If successful, Ethereum, the world’s second most valuable blockchain by market cap, would have pulled off the seemingly impossible for only the second time in its short history – the first was surviving the ideological struggle from the DAO hack in 2016.
Ethereum is set to make history by being the first blockchain in the world to move from the energy-intensive proof-of-work method of securing transactions, to the far more energy-neutral proof-of-stake mechanism and serious money is betting that the transition will work.
Over US$10 billion worth of Ether, or approximately 3.22 Ether tokens, have already been staked on decentralized finance or DeFi protocol Lido Finance, in anticipation of a successful completion of the long-awaited shift to proof-of-stake for the Ethereum blockchain.
The software upgrade, dubbed the “Merge” has been years in the making and now has a timeline, with some of its top developers suggesting that the latter half of this year will be when the change is instituted.
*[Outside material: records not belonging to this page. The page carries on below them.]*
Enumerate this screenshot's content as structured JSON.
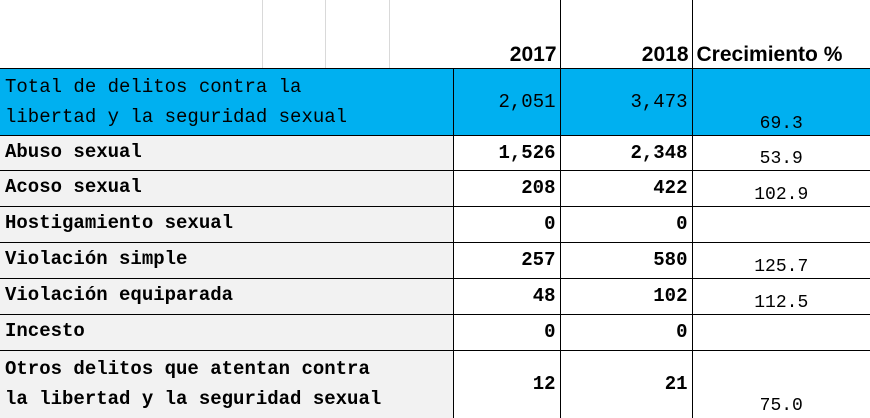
{
  "table": {
    "headers": {
      "year1": "2017",
      "year2": "2018",
      "growth": "Crecimiento %"
    },
    "total": {
      "label_line1": "Total de delitos contra la",
      "label_line2": "libertad y la seguridad sexual",
      "v2017": "2,051",
      "v2018": "3,473",
      "growth": "69.3"
    },
    "rows": [
      {
        "label": "Abuso sexual",
        "v2017": "1,526",
        "v2018": "2,348",
        "growth": "53.9"
      },
      {
        "label": "Acoso sexual",
        "v2017": "208",
        "v2018": "422",
        "growth": "102.9"
      },
      {
        "label": "Hostigamiento sexual",
        "v2017": "0",
        "v2018": "0",
        "growth": ""
      },
      {
        "label": "Violación simple",
        "v2017": "257",
        "v2018": "580",
        "growth": "125.7"
      },
      {
        "label": "Violación equiparada",
        "v2017": "48",
        "v2018": "102",
        "growth": "112.5"
      },
      {
        "label": "Incesto",
        "v2017": "0",
        "v2018": "0",
        "growth": ""
      }
    ],
    "other": {
      "label_line1": "Otros delitos que atentan contra",
      "label_line2": "la libertad y la seguridad sexual",
      "v2017": "12",
      "v2018": "21",
      "growth": "75.0"
    }
  },
  "colors": {
    "total_fill": "#00b0f0",
    "row_fill": "#f2f2f2"
  }
}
So far, the “hard fork,” a software upgrade that will need to be adopted by cryptocurrency miners has been through several important stress tests and passed them with flying colors, raising expectations that the ambitious shift will be successful.
Ethereum’s upgrade won’t just shift the blockchain to a proof-of-stake methodology, it will also change its native cryptocurrency Ether into a deflationary token, which has many traders betting that the price of Ether will be expected to rise, especially as it will generate value through its use as a means to stake to secure the Ethereum blockchain.
Staking enables holders of Ether to earn passive income by way of more Ether, by using their staked tokens to help validate transactions and secure the Ethereum blockchain.
But staked Ether isn’t without its risks.
If the Ethereum upgrade doesn’t go according to schedule, a common occurrence in software, staked Ethereum holders could rush to swap their staked tokens for regular Ether on the open market, potentially causing the value of the staked token, which is pegged to Ether, to lose its peg and therefore its value.
While this wouldn’t affect the price of Ether so much, it would affect the value of staked Ether tokens, which are a derivative of the Ether staked, regardless of platform.
Traders looking to cash in on the returns from staking Ether are best advised to monitor closely the liquidity of the staked Ether tokens that they hold, because should that liquidity dry up, it may be difficult to swap a staked Ether for a regular one without forcing an unpegging of the value.